IDIBELL Institut d'investigacio biomedica de Bellvitge

Author Of 1 Presentation

14P - Immunomodulatory effect of denosumab in early breast cancer: preliminary results of a randomized window-opportunity clinical trial D-Biomark (NCT03691311).

Abstract

Background

Most breast cancers (BC) exhibit low immune infiltration and are unresponsive to immunotherapy. Hence, the urgency to find new mechanisms of immune activation, postulating receptor activator of nuclear factor kappa-Β ligand (RANKL) and its receptor RANK as potential immunomodulator. Our previous data demonstrated that RANK pathway inhibitors, such as denosumab, used for the treatment of bone metastasis, could also prevent and/or treat BC and regulate the tumour immune crosstalk. However, the population of breast cancer patients who may benefit from denosumab remains to be identified.

Methods

Patients with early-stage HER2-negative BC, candidates to tumour excision as first therapeutic approach are included. Patients are randomized 2:1 to denosumab: control (no treatment); experimental arm received 2 doses of 120 mg subcutaneous denosumab (once per week) before surgery (2-4 weeks later). Putative changes in tumour cell proliferation by Ki67 immunohistochemistry (IHC), cell survival by cleaved caspase 3 IHC (primary endpoints) and stromal tumour infiltrating lymphocytes (TILs) quantified in the haematoxylin and eosin by between baseline (biopsy sample) and surgery are evaluated.
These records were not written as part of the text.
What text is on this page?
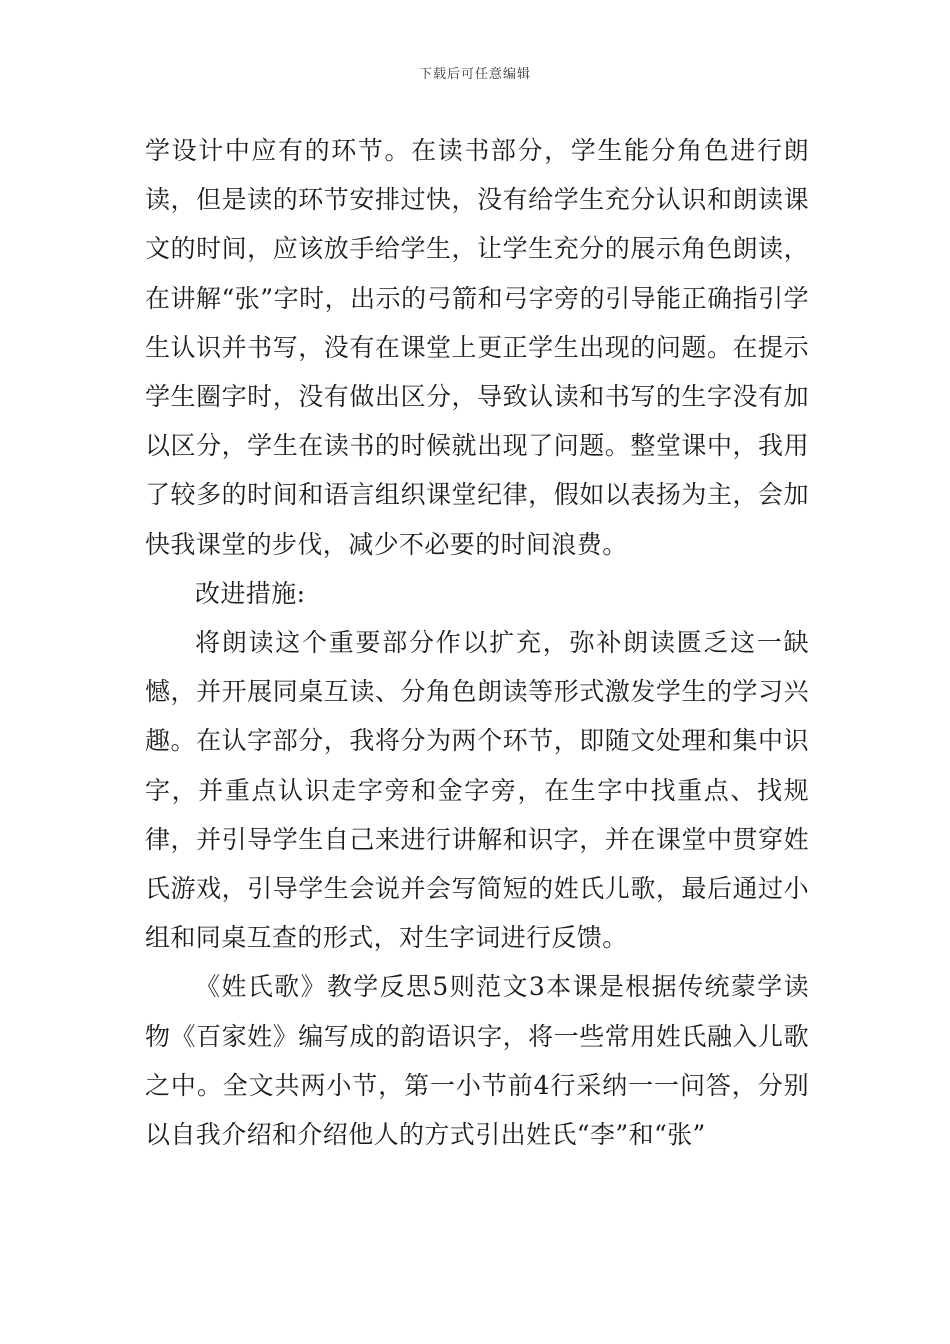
下载后可任意编辑

学设计中应有的环节。在读书部分，学生能分角色进行朗读，但是读的环节安排过快，没有给学生充分认识和朗读课文的时间，应该放手给学生，让学生充分的展示角色朗读，在讲解“张”字时，出示的弓箭和弓字旁的引导能正确指引学生认识并书写，没有在课堂上更正学生出现的问题。在提示学生圈字时，没有做出区分，导致认读和书写的生字没有加以区分，学生在读书的时候就出现了问题。整堂课中，我用了较多的时间和语言组织课堂纪律，假如以表扬为主，会加快我课堂的步伐，减少不必要的时间浪费。

改进措施:

将朗读这个重要部分作以扩充，弥补朗读匮乏这一缺憾，并开展同桌互读、分角色朗读等形式激发学生的学习兴趣。在认字部分，我将分为两个环节，即随文处理和集中识字，并重点认识走字旁和金字旁，在生字中找重点、找规律，并引导学生自己来进行讲解和识字，并在课堂中贯穿姓氏游戏，引导学生会说并会写简短的姓氏儿歌，最后通过小组和同桌互查的形式，对生字词进行反馈。

《姓氏歌》教学反思5则范文3本课是根据传统蒙学读物《百家姓》编写成的韵语识字，将一些常用姓氏融入儿歌之中。全文共两小节，第一小节前4行采纳一一问答，分别以自我介绍和介绍他人的方式引出姓氏“李”和“张”
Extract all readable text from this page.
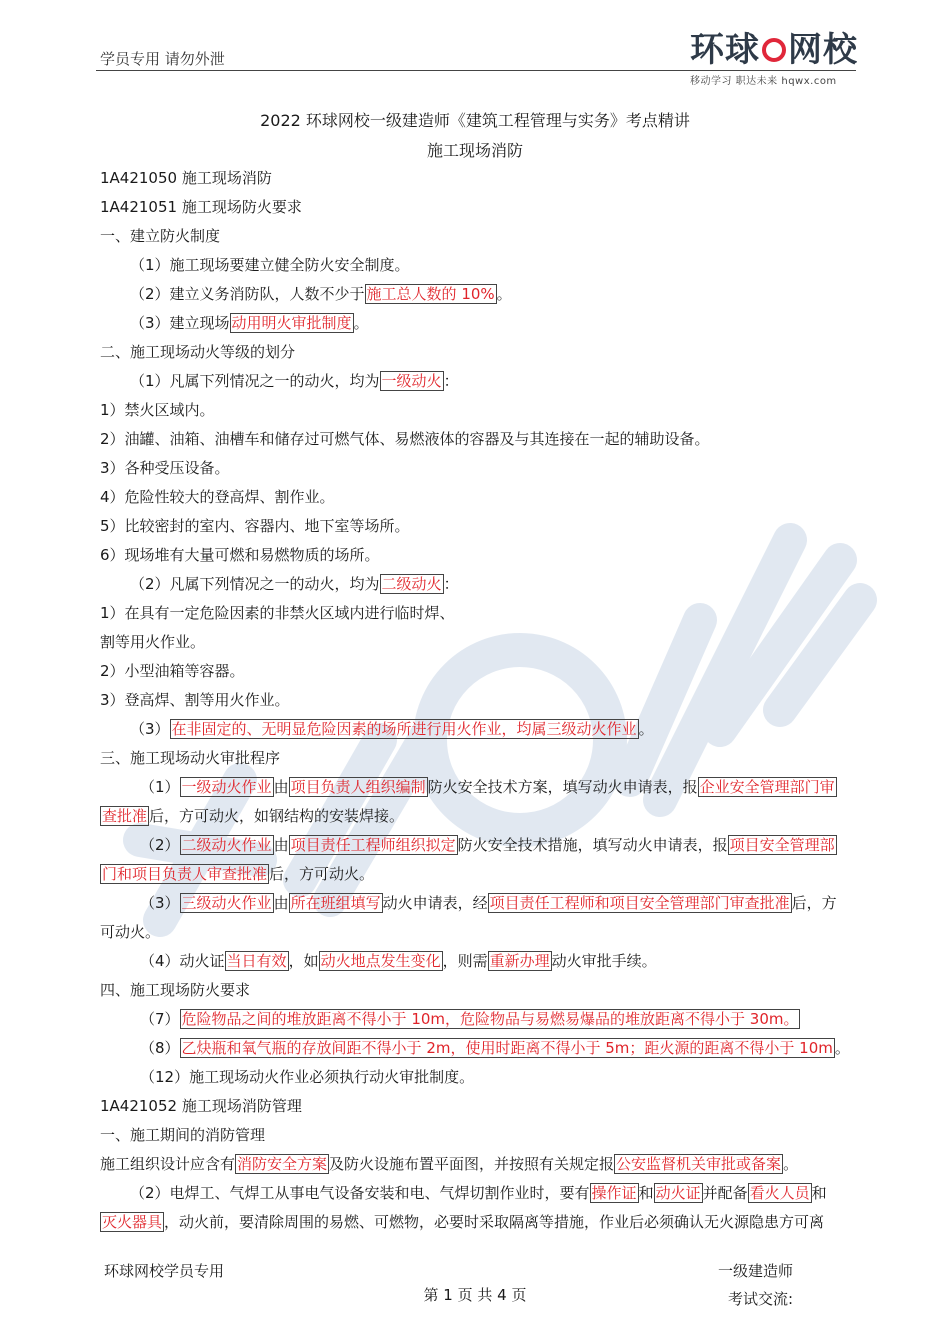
学员专用 请勿外泄	环球 网校
移动学习 职达未来 hqwx.com
2022 环球网校一级建造师《建筑工程管理与实务》考点精讲
施工现场消防
1A421050 施工现场消防
1A421051 施工现场防火要求
一、建立防火制度
（1）施工现场要建立健全防火安全制度。
（2）建立义务消防队，人数不少于 施工总人数的 10% 。
（3）建立现场 动用明火审批制度 。
二、施工现场动火等级的划分
（1）凡属下列情况之一的动火，均为 一级动火 ：
1）禁火区域内。
2）油罐、油箱、油槽车和储存过可燃气体、易燃液体的容器及与其连接在一起的辅助设备。
3）各种受压设备。
4）危险性较大的登高焊、割作业。
5）比较密封的室内、容器内、地下室等场所。
6）现场堆有大量可燃和易燃物质的场所。
（2）凡属下列情况之一的动火，均为 二级动火 ：
1）在具有一定危险因素的非禁火区域内进行临时焊、
割等用火作业。
2）小型油箱等容器。
3）登高焊、割等用火作业。
（3） 在非固定的、无明显危险因素的场所进行用火作业，均属三级动火作业 。
三、施工现场动火审批程序
（1） 一级动火作业 由 项目负责人组织编制 防火安全技术方案，填写动火申请表，报 企业安全管理部门审
查批准 后，方可动火，如钢结构的安装焊接。
（2） 二级动火作业 由 项目责任工程师组织拟定 防火安全技术措施，填写动火申请表，报 项目安全管理部
门和项目负责人审查批准 后，方可动火。
（3） 三级动火作业 由 所在班组填写 动火申请表，经 项目责任工程师和项目安全管理部门审查批准 后，方
可动火。
（4）动火证 当日有效 ，如 动火地点发生变化 ，则需 重新办理 动火审批手续。
四、施工现场防火要求
（7） 危险物品之间的堆放距离不得小于 10m，危险物品与易燃易爆品的堆放距离不得小于 30m。
（8） 乙炔瓶和氧气瓶的存放间距不得小于 2m，使用时距离不得小于 5m；距火源的距离不得小于 10m 。
（12）施工现场动火作业必须执行动火审批制度。
1A421052 施工现场消防管理
一、施工期间的消防管理
施工组织设计应含有 消防安全方案 及防火设施布置平面图，并按照有关规定报 公安监督机关审批或备案 。
（2）电焊工、气焊工从事电气设备安装和电、气焊切割作业时，要有 操作证 和 动火证 并配备 看火人员 和
灭火器具 ，动火前，要清除周围的易燃、可燃物，必要时采取隔离等措施，作业后必须确认无火源隐患方可离
环球网校学员专用	一级建造师
考试交流:
第 1 页 共 4 页
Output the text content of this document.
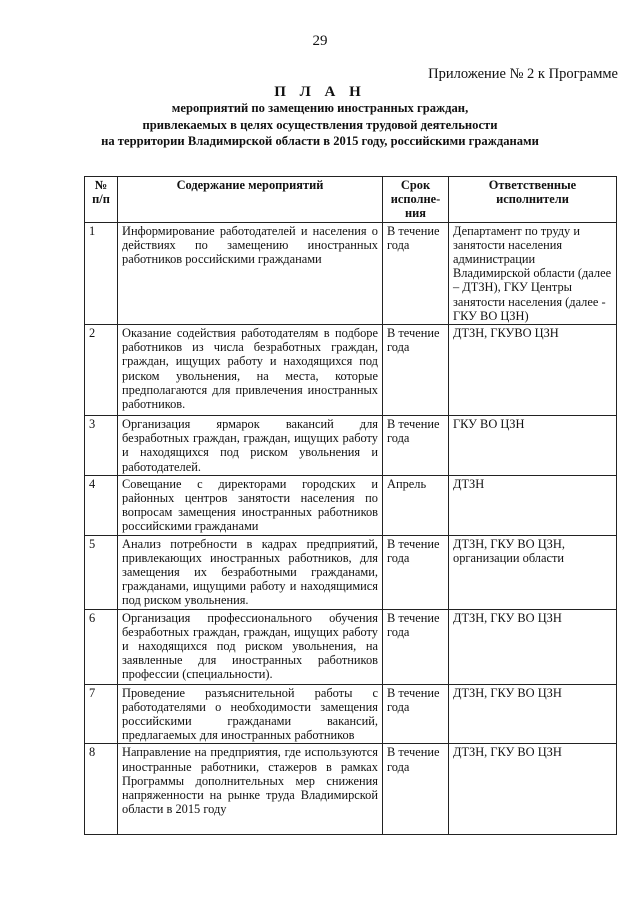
29
Приложение № 2 к Программе
П Л А Н
мероприятий по замещению иностранных граждан,
привлекаемых в целях осуществления трудовой деятельности
на территории Владимирской области в 2015 году, российскими гражданами
№ п/п	Содержание мероприятий	Срок исполне-ния	Ответственные исполнители
1	Информирование работодателей и населения о действиях по замещению иностранных работников российскими гражданами	В течение года	Департамент по труду и занятости населения администрации Владимирской области (далее – ДТЗН), ГКУ Центры занятости населения (далее - ГКУ ВО ЦЗН)
2	Оказание содействия работодателям в подборе работников из числа безработных граждан, граждан, ищущих работу и находящихся под риском увольнения, на места, которые предполагаются для привлечения иностранных работников.	В течение года	ДТЗН, ГКУВО ЦЗН
3	Организация ярмарок вакансий для безработных граждан, граждан, ищущих работу и находящихся под риском увольнения и работодателей.	В течение года	ГКУ ВО ЦЗН
4	Совещание с директорами городских и районных центров занятости населения по вопросам замещения иностранных работников российскими гражданами	Апрель	ДТЗН
5	Анализ потребности в кадрах предприятий, привлекающих иностранных работников, для замещения их безработными гражданами, гражданами, ищущими работу и находящимися под риском увольнения.	В течение года	ДТЗН, ГКУ ВО ЦЗН, организации области
6	Организация профессионального обучения безработных граждан, граждан, ищущих работу и находящихся под риском увольнения, на заявленные для иностранных работников профессии (специальности).	В течение года	ДТЗН, ГКУ ВО ЦЗН
7	Проведение разъяснительной работы с работодателями о необходимости замещения российскими гражданами вакансий, предлагаемых для иностранных работников	В течение года	ДТЗН, ГКУ ВО ЦЗН
8	Направление на предприятия, где используются иностранные работники, стажеров в рамках Программы дополнительных мер снижения напряженности на рынке труда Владимирской области в 2015 году	В течение года	ДТЗН, ГКУ ВО ЦЗН
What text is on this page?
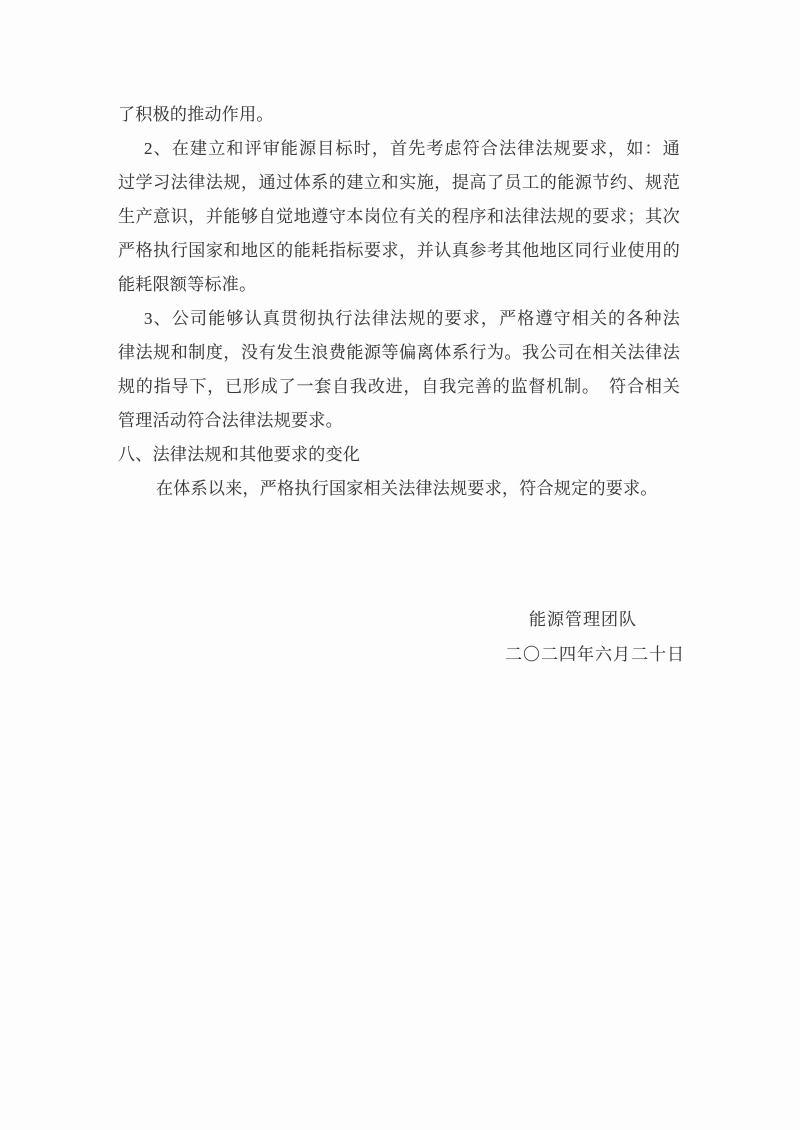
了积极的推动作用。
2、在建立和评审能源目标时，首先考虑符合法律法规要求，如：通
过学习法律法规，通过体系的建立和实施，提高了员工的能源节约、规范
生产意识，并能够自觉地遵守本岗位有关的程序和法律法规的要求；其次
严格执行国家和地区的能耗指标要求，并认真参考其他地区同行业使用的
能耗限额等标准。
3、公司能够认真贯彻执行法律法规的要求，严格遵守相关的各种法
律法规和制度，没有发生浪费能源等偏离体系行为。我公司在相关法律法
规的指导下，已形成了一套自我改进，自我完善的监督机制。　符合相关
管理活动符合法律法规要求。
八、法律法规和其他要求的变化
在体系以来，严格执行国家相关法律法规要求，符合规定的要求。
能源管理团队
二〇二四年六月二十日
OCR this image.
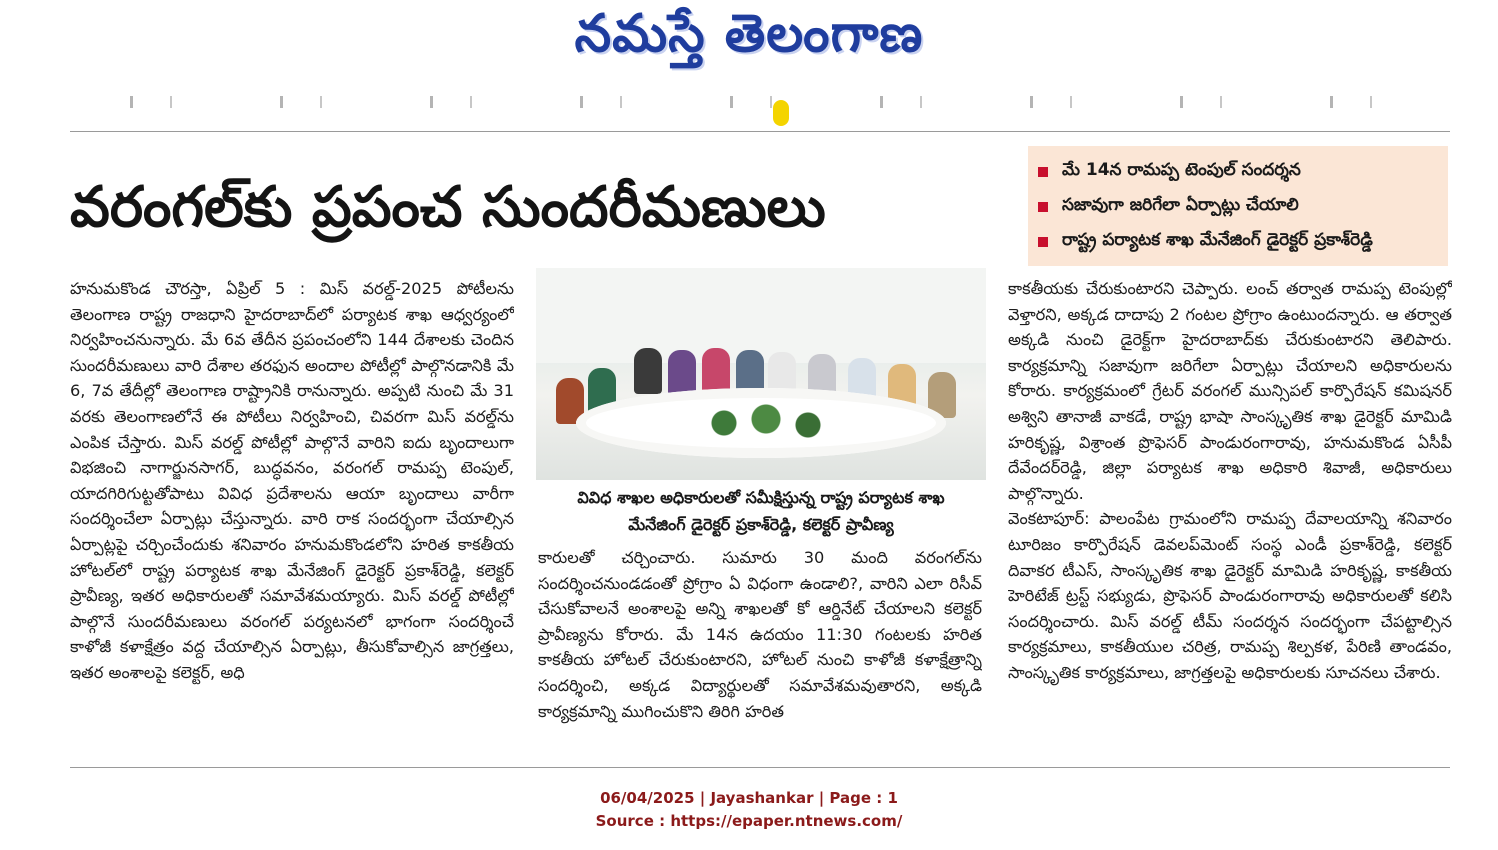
నమస్తే తెలంగాణ
వరంగల్‌కు ప్రపంచ సుందరీమణులు
మే 14న రామప్ప టెంపుల్ సందర్శన
సజావుగా జరిగేలా ఏర్పాట్లు చేయాలి
రాష్ట్ర పర్యాటక శాఖ మేనేజింగ్ డైరెక్టర్ ప్రకాశ్‌రెడ్డి
హనుమకొండ చౌరస్తా, ఏప్రిల్ 5 : మిస్ వరల్డ్-2025 పోటీలను తెలంగాణ రాష్ట్ర రాజధాని హైదరాబాద్‌లో పర్యాటక శాఖ ఆధ్వర్యంలో నిర్వహించనున్నారు. మే 6వ తేదీన ప్రపంచంలోని 144 దేశాలకు చెందిన సుందరీమణులు వారి దేశాల తరఫున అందాల పోటీల్లో పాల్గొనడానికి మే 6, 7వ తేదీల్లో తెలంగాణ రాష్ట్రానికి రానున్నారు. అప్పటి నుంచి మే 31 వరకు తెలంగాణలోనే ఈ పోటీలు నిర్వహించి, చివరగా మిస్ వరల్డ్‌ను ఎంపిక చేస్తారు. మిస్ వరల్డ్ పోటీల్లో పాల్గొనే వారిని ఐదు బృందాలుగా విభజించి నాగార్జునసాగర్, బుద్ధవనం, వరంగల్ రామప్ప టెంపుల్, యాదగిరిగుట్టతోపాటు వివిధ ప్రదేశాలను ఆయా బృందాలు వారీగా సందర్శించేలా ఏర్పాట్లు చేస్తున్నారు. వారి రాక సందర్భంగా చేయాల్సిన ఏర్పాట్లపై చర్చించేందుకు శనివారం హనుమకొండలోని హరిత కాకతీయ హోటల్‌లో రాష్ట్ర పర్యాటక శాఖ మేనేజింగ్ డైరెక్టర్ ప్రకాశ్‌రెడ్డి, కలెక్టర్ ప్రావీణ్య, ఇతర అధికారులతో సమావేశమయ్యారు. మిస్ వరల్డ్ పోటీల్లో పాల్గొనే సుందరీమణులు వరంగల్ పర్యటనలో భాగంగా సందర్శించే కాళోజీ కళాక్షేత్రం వద్ద చేయాల్సిన ఏర్పాట్లు, తీసుకోవాల్సిన జాగ్రత్తలు, ఇతర అంశాలపై కలెక్టర్, అధి
వివిధ శాఖల అధికారులతో సమీక్షిస్తున్న రాష్ట్ర పర్యాటక శాఖ
మేనేజింగ్ డైరెక్టర్ ప్రకాశ్‌రెడ్డి, కలెక్టర్ ప్రావీణ్య
కారులతో చర్చించారు. సుమారు 30 మంది వరంగల్‌ను సందర్శించనుండడంతో ప్రోగ్రాం ఏ విధంగా ఉండాలి?, వారిని ఎలా రిసీవ్ చేసుకోవాలనే అంశాలపై అన్ని శాఖలతో కో ఆర్డినేట్ చేయాలని కలెక్టర్ ప్రావీణ్యను కోరారు. మే 14న ఉదయం 11:30 గంటలకు హరిత కాకతీయ హోటల్ చేరుకుంటారని, హోటల్ నుంచి కాళోజీ కళాక్షేత్రాన్ని సందర్శించి, అక్కడ విద్యార్థులతో సమావేశమవుతారని, అక్కడి కార్యక్రమాన్ని ముగించుకొని తిరిగి హరిత
కాకతీయకు చేరుకుంటారని చెప్పారు. లంచ్ తర్వాత రామప్ప టెంపుల్లో వెళ్తారని, అక్కడ దాదాపు 2 గంటల ప్రోగ్రాం ఉంటుందన్నారు. ఆ తర్వాత అక్కడి నుంచి డైరెక్ట్‌గా హైదరాబాద్‌కు చేరుకుంటారని తెలిపారు. కార్యక్రమాన్ని సజావుగా జరిగేలా ఏర్పాట్లు చేయాలని అధికారులను కోరారు. కార్యక్రమంలో గ్రేటర్ వరంగల్ మున్సిపల్ కార్పొరేషన్ కమిషనర్ అశ్విని తానాజీ వాకడే, రాష్ట్ర భాషా సాంస్కృతిక శాఖ డైరెక్టర్ మామిడి హరికృష్ణ, విశ్రాంత ప్రొఫెసర్ పాండురంగారావు, హనుమకొండ ఏసీపీ దేవేందర్‌రెడ్డి, జిల్లా పర్యాటక శాఖ అధికారి శివాజీ, అధికారులు పాల్గొన్నారు.
వెంకటాపూర్: పాలంపేట గ్రామంలోని రామప్ప దేవాలయాన్ని శనివారం టూరిజం కార్పొరేషన్ డెవలప్‌మెంట్ సంస్థ ఎండీ ప్రకాశ్‌రెడ్డి, కలెక్టర్ దివాకర టీఎస్, సాంస్కృతిక శాఖ డైరెక్టర్ మామిడి హరికృష్ణ, కాకతీయ హెరిటేజ్ ట్రస్ట్ సభ్యుడు, ప్రొఫెసర్ పాండురంగారావు అధికారులతో కలిసి సందర్శించారు. మిస్ వరల్డ్ టీమ్ సందర్శన సందర్భంగా చేపట్టాల్సిన కార్యక్రమాలు, కాకతీయుల చరిత్ర, రామప్ప శిల్పకళ, పేరిణి తాండవం, సాంస్కృతిక కార్యక్రమాలు, జాగ్రత్తలపై అధికారులకు సూచనలు చేశారు.
06/04/2025 | Jayashankar | Page : 1
Source : https://epaper.ntnews.com/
Specific antibodies will be used to characterize infiltrating immune populations. Denosumab driven gene expression changes in tumour samples will be analysed and tools such as CIBERSORT will be used to characterize the immune infiltrate.

Results

We present results from the first 36 patients enrolled out of 60. Clinical and tumour characteristics were well balanced between the groups. No relevant toxicities were reported. No clinically significant differences in Ki67 and cleaved caspase-3 were observed after denosumab treatment. Interestingly, a statistically significant increase in TILs was observed in the denosumab treated group (p=0.03, Paired t test) but not in the control group (p=0.80). A 33% of patients treated denosumab showed a ≥10% increase in TILs vs 0% in the control group (p =0.05).

Conclusions

Short term neoadjuvant denosumab increases TILs in early BC.

Clinical trial identification

NCT03691311.

Legal entity responsible for the study

The authors.

Funding

Amgen Juan de la Cierva. Postdoctoral contract. IJCI-2017-31564 Río Hortega (CM19/00148) Instituto de Salud Carlos III / Ministerio de Ciencia, Innovación y Universidades. ERC-Consolidator grant PLEIO-RANK European Research Council.

Disclosure

All authors have declared no conflicts of interest.